Spent fuel rods have primarily been stored in pools installed in buildings that house reactors at many of the nation’s nuclear power plants.

But the crisis that unfolded at Tokyo Electric Power Co.’s Fukushima No. 1 nuclear plant following a blackout triggered by the March 11 quake and tsunami showed the problems with this arrangement.

After a hydrogen explosion destroyed the roof of the building housing the No. 4 reactor on March 15, the storage pool containing the radioactive spent fuel was exposed to the atmosphere. The pool contained enough spent fuel to be used in two reactors.

Spent fuel pools that are particularly vulnerable to quakes are the ones at boiling-water reactors, such as the Fukushima No. 1 plant, because they are generally placed in the upper part of the reactor buildings.

Hosono stressed the need to overhaul the way of storing spent nuclear fuel. He suggested shared storage pools built in structures separate from the reactor buildings at some nuclear plants, as well as storing the spent fuel in dry cask containers designed for that purpose.

Under the country’s current nuclear power policy, spent fuel rods are supposed to be disposed of at Japan Nuclear Fuel Ltd.’s reprocessing plant in Rokkasho, Aomori Prefecture.

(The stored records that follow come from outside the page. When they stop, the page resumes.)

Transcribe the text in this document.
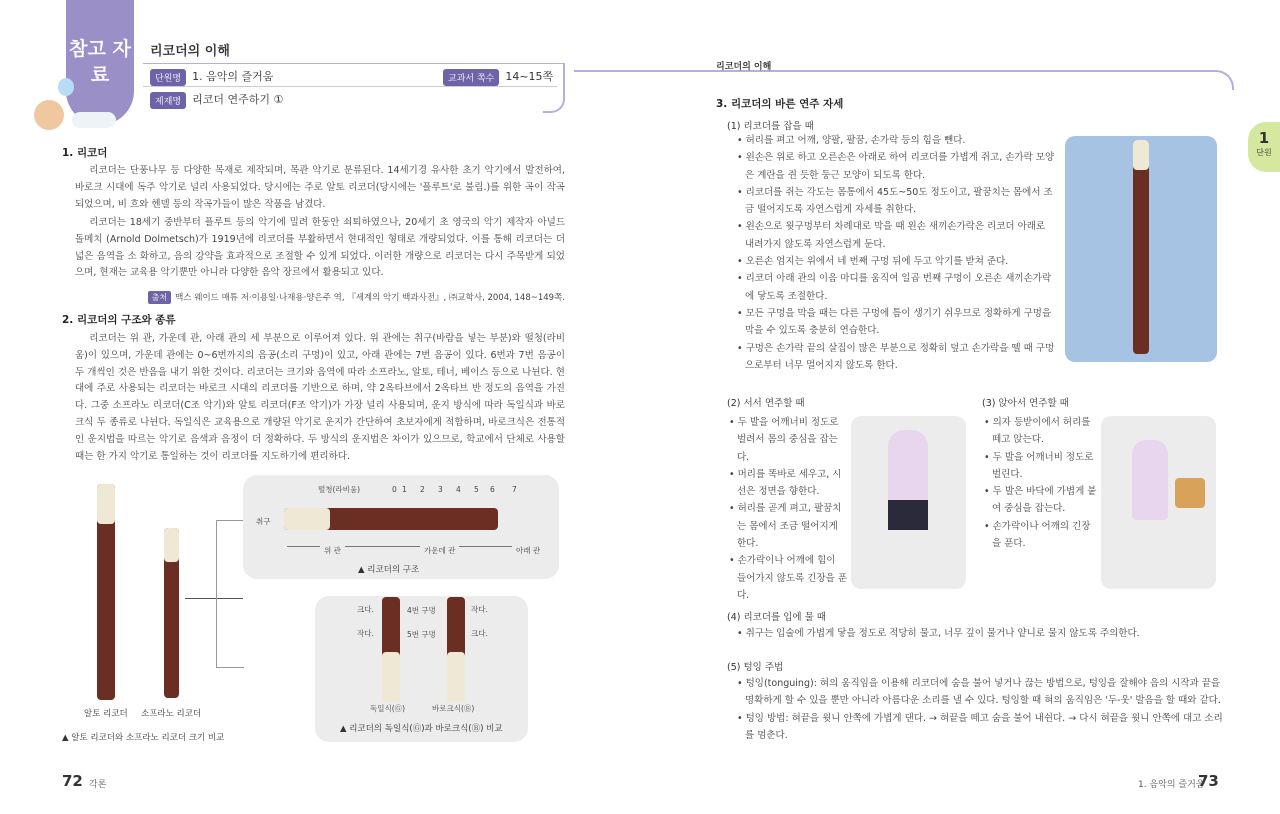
참고 자료
리코더의 이해
단원명 1. 음악의 즐거움	교과서 쪽수 14~15쪽
제재명 리코더 연주하기 ①
리코더의 이해
1. 리코더
리코더는 단풍나무 등 다양한 목재로 제작되며, 목관 악기로 분류된다. 14세기경 유사한 초기 악기에서 발전하여, 바로크 시대에 독주 악기로 널리 사용되었다. 당시에는 주로 알토 리코더(당시에는 '플루트'로 불림.)를 위한 곡이 작곡되었으며, 비 흐와 헨델 등의 작곡가들이 많은 작품을 남겼다.
리코더는 18세기 중반부터 플루트 등의 악기에 밀려 한동안 쇠퇴하였으나, 20세기 초 영국의 악기 제작자 아널드 돌메치 (Arnold Dolmetsch)가 1919년에 리코더를 부활하면서 현대적인 형태로 개량되었다. 이를 통해 리코더는 더 넓은 음역을 소 화하고, 음의 강약을 효과적으로 조절할 수 있게 되었다. 이러한 개량으로 리코더는 다시 주목받게 되었으며, 현재는 교육용 악기뿐만 아니라 다양한 음악 장르에서 활용되고 있다.
출처 맥스 웨이드 매튜 저·이용일·나재용·양은주 역, 『세계의 악기 백과사전』, ㈜교학사, 2004, 148~149쪽.
2. 리코더의 구조와 종류
리코더는 위 관, 가운데 관, 아래 관의 세 부분으로 이루어져 있다. 위 관에는 취구(바람을 넣는 부분)와 떨청(라비움)이 있으며, 가운데 관에는 0~6번까지의 음공(소리 구멍)이 있고, 아래 관에는 7번 음공이 있다. 6번과 7번 음공이 두 개씩인 것은 반음을 내기 위한 것이다. 리코더는 크기와 음역에 따라 소프라노, 알토, 테너, 베이스 등으로 나뉜다. 현대에 주로 사용되는 리코더는 바로크 시대의 리코더를 기반으로 하며, 약 2옥타브에서 2옥타브 반 정도의 음역을 가진다. 그중 소프라노 리코더(C조 악기)와 알토 리코더(F조 악기)가 가장 널리 사용되며, 운지 방식에 따라 독일식과 바로크식 두 종류로 나뉜다. 독일식은 교육용으로 개량된 악기로 운지가 간단하여 초보자에게 적합하며, 바로크식은 전통적인 운지법을 따르는 악기로 음색과 음정이 더 정확하다. 두 방식의 운지법은 차이가 있으므로, 학교에서 단체로 사용할 때는 한 가지 악기로 통일하는 것이 리코더를 지도하기에 편리하다.
알토 리코더 소프라노 리코더
▲ 알토 리코더와 소프라노 리코더 크기 비교
떨청(라비움)	0 1 2 3 4 5 6 7
취구
위 관	가운데 관	아래 관
▲ 리코더의 구조
크다.	4번 구멍	작다.
작다.	5번 구멍	크다.
독일식(Ⓖ)	바로크식(Ⓑ)
▲ 리코더의 독일식(Ⓖ)과 바로크식(Ⓑ) 비교
3. 리코더의 바른 연주 자세
(1) 리코더를 잡을 때
• 허리를 펴고 어깨, 양팔, 팔꿈, 손가락 등의 힘을 뺀다.
• 왼손은 위로 하고 오른손은 아래로 하여 리코더를 가볍게 쥐고, 손가락 모양은 계란을 쥔 듯한 둥근 모양이 되도록 한다.
• 리코더를 쥐는 각도는 몸통에서 45도~50도 정도이고, 팔꿈치는 몸에서 조금 떨어지도록 자연스럽게 자세를 취한다.
• 왼손으로 윗구멍부터 차례대로 막을 때 왼손 새끼손가락은 리코더 아래로 내려가지 않도록 자연스럽게 둔다.
• 오른손 엄지는 위에서 네 번째 구멍 뒤에 두고 악기를 받쳐 준다.
• 리코더 아래 관의 이음 마디를 움직여 일곱 번째 구멍이 오른손 새끼손가락에 닿도록 조절한다.
• 모든 구멍을 막을 때는 다른 구멍에 틈이 생기기 쉬우므로 정확하게 구멍을 막을 수 있도록 충분히 연습한다.
• 구멍은 손가락 끝의 살집이 많은 부분으로 정확히 덮고 손가락을 뗄 때 구멍으로부터 너무 멀어지지 않도록 한다.
(2) 서서 연주할 때
• 두 발을 어깨너비 정도로 벌려서 몸의 중심을 잡는다.
• 머리를 똑바로 세우고, 시선은 정면을 향한다.
• 허리를 곧게 펴고, 팔꿈치는 몸에서 조금 떨어지게 한다.
• 손가락이나 어깨에 힘이 들어가지 않도록 긴장을 푼다.
(3) 앉아서 연주할 때
• 의자 등받이에서 허리를 떼고 앉는다.
• 두 발을 어깨너비 정도로 벌린다.
• 두 발은 바닥에 가볍게 붙여 중심을 잡는다.
• 손가락이나 어깨의 긴장을 푼다.
(4) 리코더를 입에 물 때
• 취구는 입술에 가볍게 닿을 정도로 적당히 물고, 너무 깊이 물거나 얕니로 물지 않도록 주의한다.
(5) 텅잉 주법
• 텅잉(tonguing): 혀의 움직임을 이용해 리코더에 숨을 불어 넣거나 끊는 방법으로, 텅잉을 잘해야 음의 시작과 끝을 명확하게 할 수 있을 뿐만 아니라 아름다운 소리를 낼 수 있다. 텅잉할 때 혀의 움직임은 '두-웃' 발음을 할 때와 같다.
• 텅잉 방법: 혀끝을 윗니 안쪽에 가볍게 댄다. → 혀끝을 떼고 숨을 불어 내쉰다. → 다시 혀끝을 윗니 안쪽에 대고 소리를 멈춘다.
1
단원
72 각론	1. 음악의 즐거움
73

But completion of the reprocessing plant has already been delayed 18 times.

The capacity of storage pools at nuclear plants across the nation is nearing the limit. Plant operators have taken stop-gap measures to temporarily expand the storage capacity when they find they have too much spent fuel on their hands.

Hosono’s call for a review of the storage method is intended to prompt plant operators to seek a more permanent solution to the matter, according to government sources.

His remarks are also meant to make it easier to gain the understanding of local governments for restarting reactors through measures to improve the safety of the storage facilities.